The less you know, the harder the decisions about treatment …


In one more of those utterly unsurprising research findings, a study of newly diagnosed patients has shown that poor patient knowledge about the nature of prostate cancer is associated with “decisional conflict” leading to stress and anxiety given the uncertainty associated with the relative “value” of the many possible management options.

Kaplan et al. surveyed 70 patients who were enrolled in a randomized trial testing a novel, shared decision-making tool at a US Veterans Administration facility .

The baseline results of their study were as follows:

  • Average (mean) patient age was 63 years.
  • 49 percent of the patients were African American.
  • 70 percent of the patients reported an income less than $30,000 per annum.
  • Poor prostate cancer knowledge was associated with
    • Increased decisional conflict (P < 0.001)
    • Higher uncertainty (P = 0.001) about the quality of their decision
    • Lower perceived effectiveness of treatments (P = 0.003)
  • Being in a relationship was also associated with a higher level of decisional conflict (P = 0.03).

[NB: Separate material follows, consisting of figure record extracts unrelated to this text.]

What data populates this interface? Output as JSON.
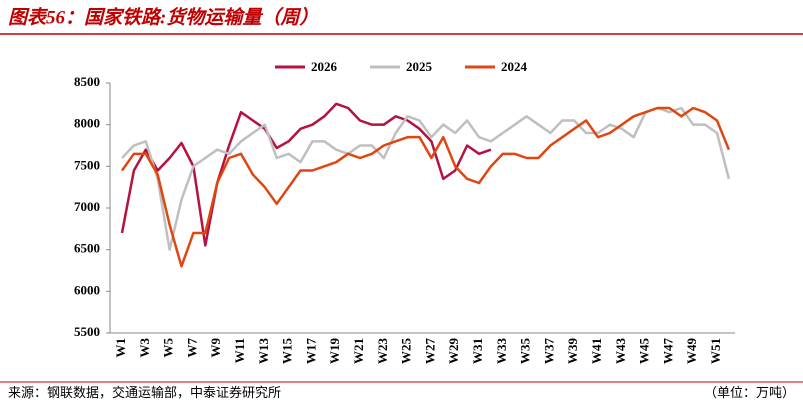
{
  "chart_data": {
    "type": "line",
    "title": "图表56：国家铁路:货物运输量（周）",
    "source": "来源：钢联数据，交通运输部，中泰证券研究所",
    "unit": "（单位：万吨）",
    "categories": [
      "W1",
      null,
      "W3",
      null,
      "W5",
      null,
      "W7",
      null,
      "W9",
      null,
      "W11",
      null,
      "W13",
      null,
      "W15",
      null,
      "W17",
      null,
      "W19",
      null,
      "W21",
      null,
      "W23",
      null,
      "W25",
      null,
      "W27",
      null,
      "W29",
      null,
      "W31",
      null,
      "W33",
      null,
      "W35",
      null,
      "W37",
      null,
      "W39",
      null,
      "W41",
      null,
      "W43",
      null,
      "W45",
      null,
      "W47",
      null,
      "W49",
      null,
      "W51",
      null
    ],
    "series": [
      {
        "name": "2026",
        "color": "#b5123f",
        "values": [
          6700,
          7450,
          7700,
          7450,
          7600,
          7780,
          7500,
          6550,
          7300,
          7750,
          8150,
          8050,
          7950,
          7720,
          7800,
          7950,
          8000,
          8100,
          8250,
          8200,
          8050,
          8000,
          8000,
          8100,
          8050,
          7950,
          7800,
          7350,
          7450,
          7750,
          7650,
          7700,
          null,
          null,
          null,
          null,
          null,
          null,
          null,
          null,
          null,
          null,
          null,
          null,
          null,
          null,
          null,
          null,
          null,
          null,
          null,
          null
        ]
      },
      {
        "name": "2025",
        "color": "#bfbfbf",
        "values": [
          7600,
          7750,
          7800,
          7350,
          6500,
          7100,
          7500,
          7600,
          7700,
          7650,
          7800,
          7900,
          8000,
          7600,
          7650,
          7550,
          7800,
          7800,
          7700,
          7650,
          7750,
          7750,
          7600,
          7900,
          8100,
          8050,
          7850,
          8000,
          7900,
          8050,
          7850,
          7800,
          7900,
          8000,
          8100,
          8000,
          7900,
          8050,
          8050,
          7900,
          7900,
          8000,
          7950,
          7850,
          8150,
          8200,
          8150,
          8200,
          8000,
          8000,
          7900,
          7350
        ]
      },
      {
        "name": "2024",
        "color": "#e0460f",
        "values": [
          7450,
          7650,
          7650,
          7400,
          6800,
          6300,
          6700,
          6700,
          7300,
          7600,
          7650,
          7400,
          7250,
          7050,
          7250,
          7450,
          7450,
          7500,
          7550,
          7650,
          7600,
          7650,
          7750,
          7800,
          7850,
          7850,
          7600,
          7850,
          7500,
          7350,
          7300,
          7500,
          7650,
          7650,
          7600,
          7600,
          7750,
          7850,
          7950,
          8050,
          7850,
          7900,
          8000,
          8100,
          8150,
          8200,
          8200,
          8100,
          8200,
          8150,
          8050,
          7700
        ]
      }
    ],
    "ylim": [
      5500,
      8500
    ],
    "yticks": [
      5500,
      6000,
      6500,
      7000,
      7500,
      8000,
      8500
    ],
    "legend": "top"
  }
}
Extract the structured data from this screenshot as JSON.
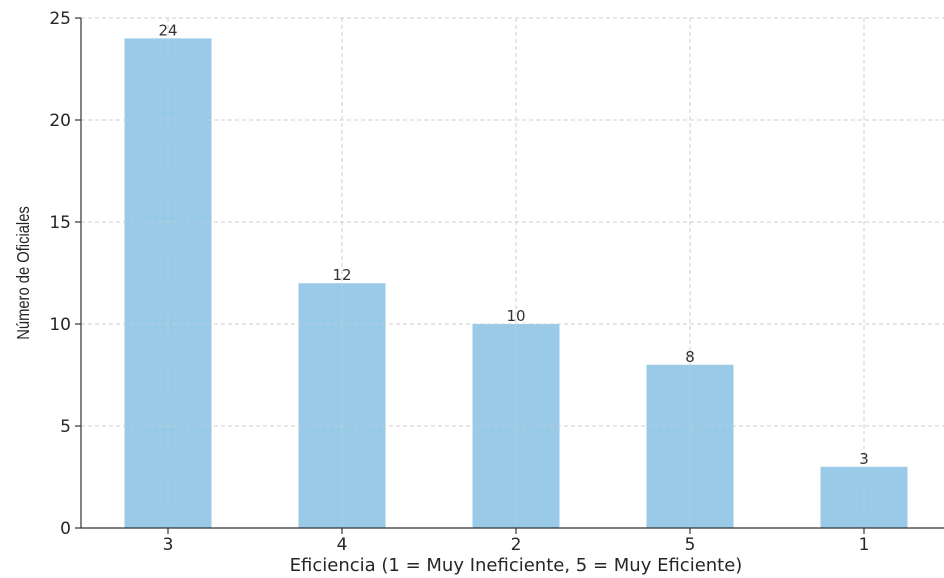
{
  "chart_data": {
    "type": "bar",
    "categories": [
      "3",
      "4",
      "2",
      "5",
      "1"
    ],
    "values": [
      24,
      12,
      10,
      8,
      3
    ],
    "data_labels": [
      "24",
      "12",
      "10",
      "8",
      "3"
    ],
    "xlabel": "Eficiencia (1 = Muy Ineficiente, 5 = Muy Eficiente)",
    "ylabel": "Número de Oficiales",
    "ylim": [
      0,
      25
    ],
    "yticks": [
      "0",
      "5",
      "10",
      "15",
      "20",
      "25"
    ],
    "grid": true,
    "colors": {
      "bar": "#99cbe8",
      "grid": "#cfcfcf",
      "axis": "#333333"
    }
  }
}
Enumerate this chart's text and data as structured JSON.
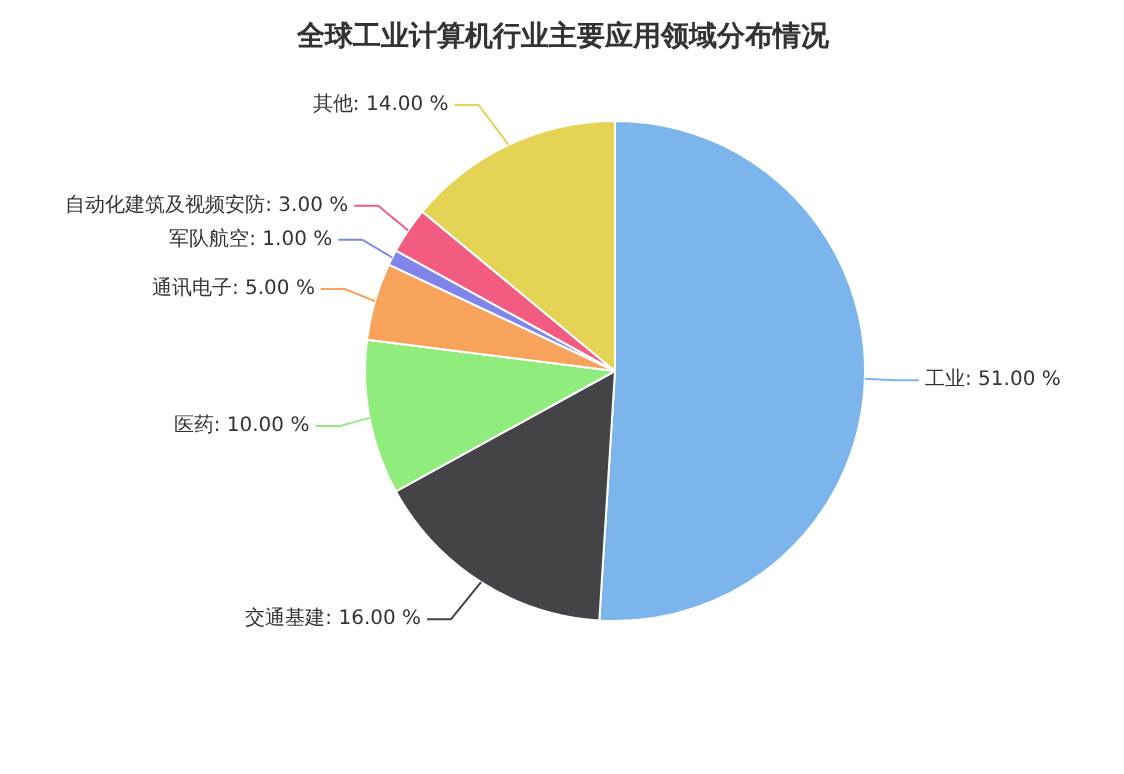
{
  "chart_data": {
    "type": "pie",
    "title": "全球工业计算机行业主要应用领域分布情况",
    "categories": [
      "工业",
      "交通基建",
      "医药",
      "通讯电子",
      "军队航空",
      "自动化建筑及视频安防",
      "其他"
    ],
    "values": [
      51,
      16,
      10,
      5,
      1,
      3,
      14
    ],
    "colors": [
      "#7cb5ec",
      "#434348",
      "#90ed7d",
      "#f7a35c",
      "#8085e9",
      "#f15c80",
      "#e4d354"
    ],
    "value_labels": [
      "51.00 %",
      "16.00 %",
      "10.00 %",
      "5.00 %",
      "1.00 %",
      "3.00 %",
      "14.00 %"
    ]
  }
}
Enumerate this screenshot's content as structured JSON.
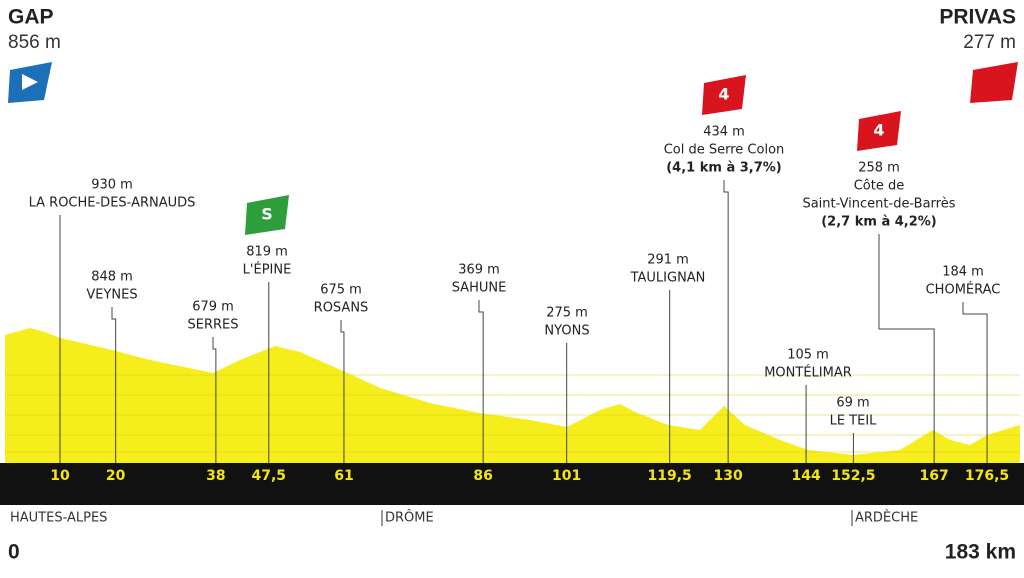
{
  "start": {
    "name": "GAP",
    "altitude": "856 m",
    "km": "0"
  },
  "finish": {
    "name": "PRIVAS",
    "altitude": "277 m",
    "km": "183 km"
  },
  "waypoints": [
    {
      "km": 10,
      "altitude": "930 m",
      "lines": [
        "LA ROCHE-DES-ARNAUDS"
      ]
    },
    {
      "km": 20,
      "altitude": "848 m",
      "lines": [
        "VEYNES"
      ]
    },
    {
      "km": 38,
      "altitude": "679 m",
      "lines": [
        "SERRES"
      ]
    },
    {
      "km": {
        "value": 47.5,
        "label": "47,5"
      },
      "altitude": "819 m",
      "lines": [
        "L'ÉPINE"
      ],
      "icon": "S"
    },
    {
      "km": 61,
      "altitude": "675 m",
      "lines": [
        "ROSANS"
      ]
    },
    {
      "km": 86,
      "altitude": "369 m",
      "lines": [
        "SAHUNE"
      ]
    },
    {
      "km": 101,
      "altitude": "275 m",
      "lines": [
        "NYONS"
      ]
    },
    {
      "km": {
        "value": 119.5,
        "label": "119,5"
      },
      "altitude": "291 m",
      "lines": [
        "TAULIGNAN"
      ]
    },
    {
      "km": 130,
      "altitude": "434 m",
      "lines": [
        "Col de Serre Colon",
        "(4,1 km à 3,7%)"
      ],
      "icon": "4"
    },
    {
      "km": 144,
      "altitude": "105 m",
      "lines": [
        "MONTÉLIMAR"
      ]
    },
    {
      "km": {
        "value": 152.5,
        "label": "152,5"
      },
      "altitude": "69 m",
      "lines": [
        "LE TEIL"
      ]
    },
    {
      "km": 167,
      "altitude": "258 m",
      "lines": [
        "Côte de",
        "Saint-Vincent-de-Barrès",
        "(2,7 km à 4,2%)"
      ],
      "icon": "4"
    },
    {
      "km": {
        "value": 176.5,
        "label": "176,5"
      },
      "altitude": "184 m",
      "lines": [
        "CHOMÉRAC"
      ]
    }
  ],
  "regions": [
    "HAUTES-ALPES",
    "DRÔME",
    "ARDÈCHE"
  ]
}
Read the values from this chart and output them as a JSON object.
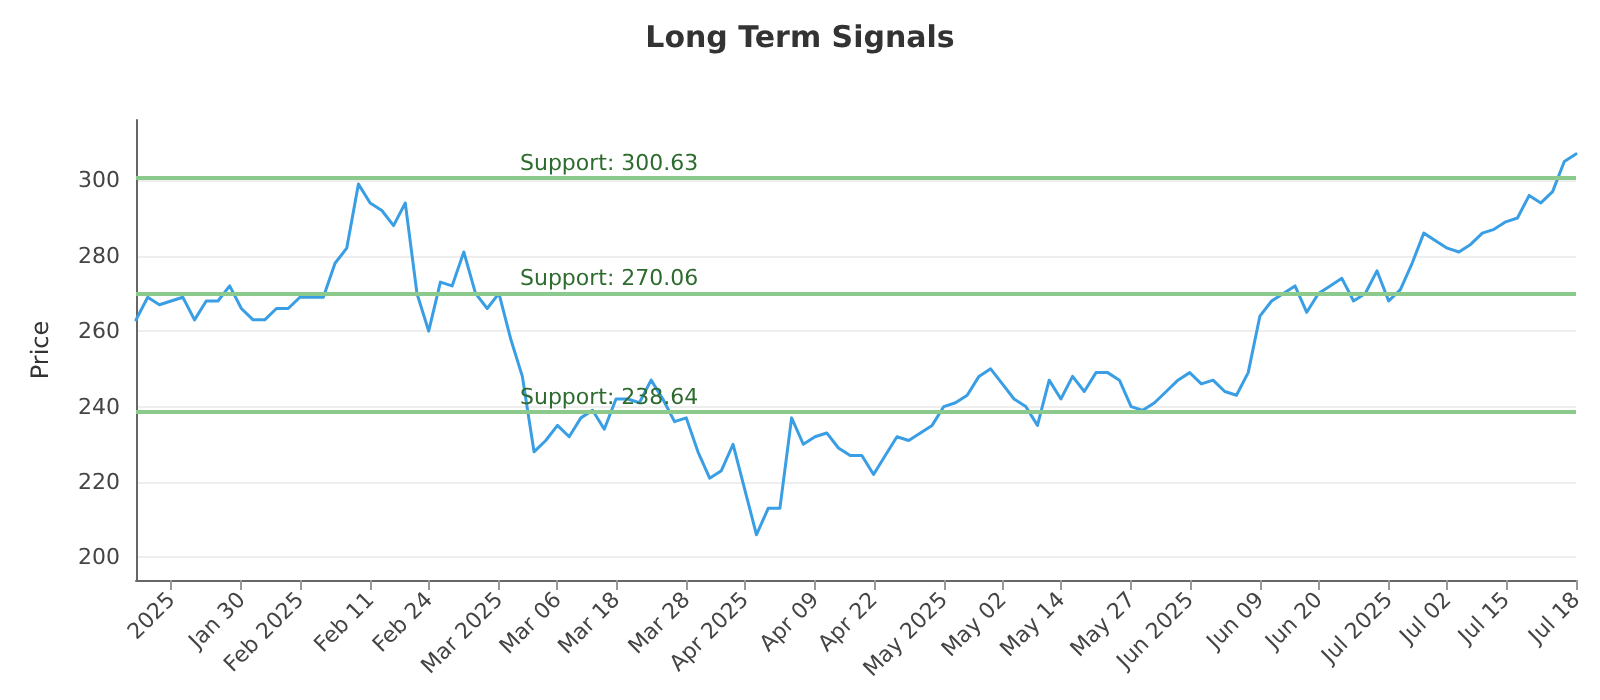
{
  "chart_data": {
    "type": "line",
    "title": "Long Term Signals",
    "ylabel": "Price",
    "categories": [
      null,
      null,
      null,
      "2025",
      null,
      null,
      null,
      null,
      null,
      "Jan 30",
      null,
      null,
      null,
      null,
      "Feb 2025",
      null,
      null,
      null,
      null,
      null,
      "Feb 11",
      null,
      null,
      null,
      null,
      "Feb 24",
      null,
      null,
      null,
      null,
      null,
      "Mar 2025",
      null,
      null,
      null,
      null,
      "Mar 06",
      null,
      null,
      null,
      null,
      "Mar 18",
      null,
      null,
      null,
      null,
      null,
      "Mar 28",
      null,
      null,
      null,
      null,
      "Apr 2025",
      null,
      null,
      null,
      null,
      null,
      "Apr 09",
      null,
      null,
      null,
      null,
      "Apr 22",
      null,
      null,
      null,
      null,
      null,
      "May 2025",
      null,
      null,
      null,
      null,
      "May 02",
      null,
      null,
      null,
      null,
      "May 14",
      null,
      null,
      null,
      null,
      null,
      "May 27",
      null,
      null,
      null,
      null,
      "Jun 2025",
      null,
      null,
      null,
      null,
      null,
      "Jun 09",
      null,
      null,
      null,
      null,
      "Jun 20",
      null,
      null,
      null,
      null,
      null,
      "Jul 2025",
      null,
      null,
      null,
      null,
      "Jul 02",
      null,
      null,
      null,
      null,
      "Jul 15",
      null,
      null,
      null,
      null,
      null,
      "Jul 18"
    ],
    "series": [
      {
        "color": "#3a9ee4",
        "values": [
          263,
          269,
          267,
          268,
          269,
          263,
          268,
          268,
          272,
          266,
          263,
          263,
          266,
          266,
          269,
          269,
          269,
          278,
          282,
          299,
          294,
          292,
          288,
          294,
          270,
          260,
          273,
          272,
          281,
          270,
          266,
          270,
          258,
          248,
          228,
          231,
          235,
          232,
          237,
          239,
          234,
          242,
          242,
          241,
          247,
          242,
          236,
          237,
          228,
          221,
          223,
          230,
          218,
          206,
          213,
          213,
          237,
          230,
          232,
          233,
          229,
          227,
          227,
          222,
          227,
          232,
          231,
          233,
          235,
          240,
          241,
          243,
          248,
          250,
          246,
          242,
          240,
          235,
          247,
          242,
          248,
          244,
          249,
          249,
          247,
          240,
          239,
          241,
          244,
          247,
          249,
          246,
          247,
          244,
          243,
          249,
          264,
          268,
          270,
          272,
          265,
          270,
          272,
          274,
          268,
          270,
          276,
          268,
          271,
          278,
          286,
          284,
          282,
          281,
          283,
          286,
          287,
          289,
          290,
          296,
          294,
          297,
          305,
          307
        ]
      }
    ],
    "ylim": [
      194,
      316
    ],
    "yticks": [
      200,
      220,
      240,
      260,
      280,
      300
    ],
    "grid": "y",
    "marker": "none",
    "line_style": "solid",
    "ref_lines": [
      {
        "axis": "y",
        "value": 300.63,
        "label": "Support: 300.63",
        "color": "#8cc98c"
      },
      {
        "axis": "y",
        "value": 270.06,
        "label": "Support: 270.06",
        "color": "#8cc98c"
      },
      {
        "axis": "y",
        "value": 238.64,
        "label": "Support: 238.64",
        "color": "#8cc98c"
      }
    ]
  }
}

In an associated media release issued by the University of California, Los Angeles, The lead author was quoted as follows:

For prostate cancer, there is no one right answer when it comes to treatment. It comes down to the right answer for each specific patient, and that is heavily dependent on their own personal preferences.

Men in general, and specifically economically disadvantaged men, have a hard time deciding what their preferences are, how they feel about any possible complications and what the future after treatment might be like. If you don’t know anything about your disease, you’ll have a really tough time making a decision.

If you get shot in the gut, there aren’t many options. You go into the operating room to get fixed up. With prostate cancer, there are lots of options and not all are right for everybody.

None of this is going to come as any big surprise to most of the regular readers of this blog. Not only does a newly diagnosed patient often need to decide whether he really needs immediate treatment at all (especially if he has low- or very low-risk disease, or has a limited life expectancy because of other health issues). And then if it does seem evident that he really does need early intervention he has to make decisions between many different possible treatment options.

Even those of us who have been studying this type of question for years are rarely able to tell an individual, newly diagnosed patient which form or forms of management might be the most appropriate for him (although we may be able to eliminate one or two theoretical options). Clearly it becomes much more difficult for a newly diagnosed patient who has little to none of the relevant knowledge on which to base his decision.

Alas, the study by Kaplan and his colleagues is also unable to offer us any real insights into how best to inform and educate newly diagnosed patients with regard to all their options. No one is suggesting that this is going to be easy, and we are very suspicious that there is ever going to be any one type of decision aid that can help the vast majority of newly diagnosed patients. Why? Because there is a huge emotional and “non-logical” component to this decision that is driven by individual men’s perceptions of what it means to be a “man” and the risks they are willing to take to preserve their “maleness” in the face of differing levels of actual risk from a particular diagnosis.

5 Responses

  1. As the Sitemaster suggested, none of this surprises regular readers, but therein lies the issue. Considering that there are 240,000 newly diagnosed men per year in the US and prostate cancer patients become overwhelmed with the choices, along with the conflict within the urology community, it is a perfect storm.

  2. Dear Elucidated1:

    While “conflict within the urology community” is a facile term to use, the truth is less about “conflict” than it is about lack of consensus — and that lack of consensus is far from limited to the urology community: it encompasses the primary care community, the urologic oncology community, the medical oncology community, the radiation oncology community, and the patient and patient advocacy communities too. The fact is that, with the exception of a relatively small number of relatively extreme cases, we really have no idea what “the best” forms of treatment are for managing most individual cases of prostate cancer — and often, even when we almost certainly do (as we really do for men with very low-risk disease who are > 65 years of age and have a life expectancy of < 15 years), many patients (or their family members) are unwilling to go along with the form of treatment that is clearly recommended in almost all known guidelines today (for emotional reasons related to the word "cancer").

    The urology community is just one player in this particularly peculiar dance — albeit a player that could (like almost all the others) be doing a better job of seeking and stimulating a consensus that is badly needed.

  3. I have frequently been accused of stating the obvious … and I agree with your post. And I am not confident that the primary care/specialists will change much in my lifetime when it comes to prostate cancer.

    When it comes to “active surveillance” you are exactly right. But as per my personal diagnosis in 2012, I could only find one urology practice in Southern California which actually provided prostate cancer patients with a well-defined, organized, and timely active surveillance program. And we wonder why surgery continues to be the treatment de jour.

  4. Little or none? My original Dutch “doctor” gave me no information at all. He just gave me two options, announced pontifically that I could not have brachytherapy, and ordered me to choose. I did not like that at all, learned quickly, and left the country for good.

  5. I wonder how these “no sh**, Sherlock” studies get funded — unless this one was a by-product of testing a new decision aid tool?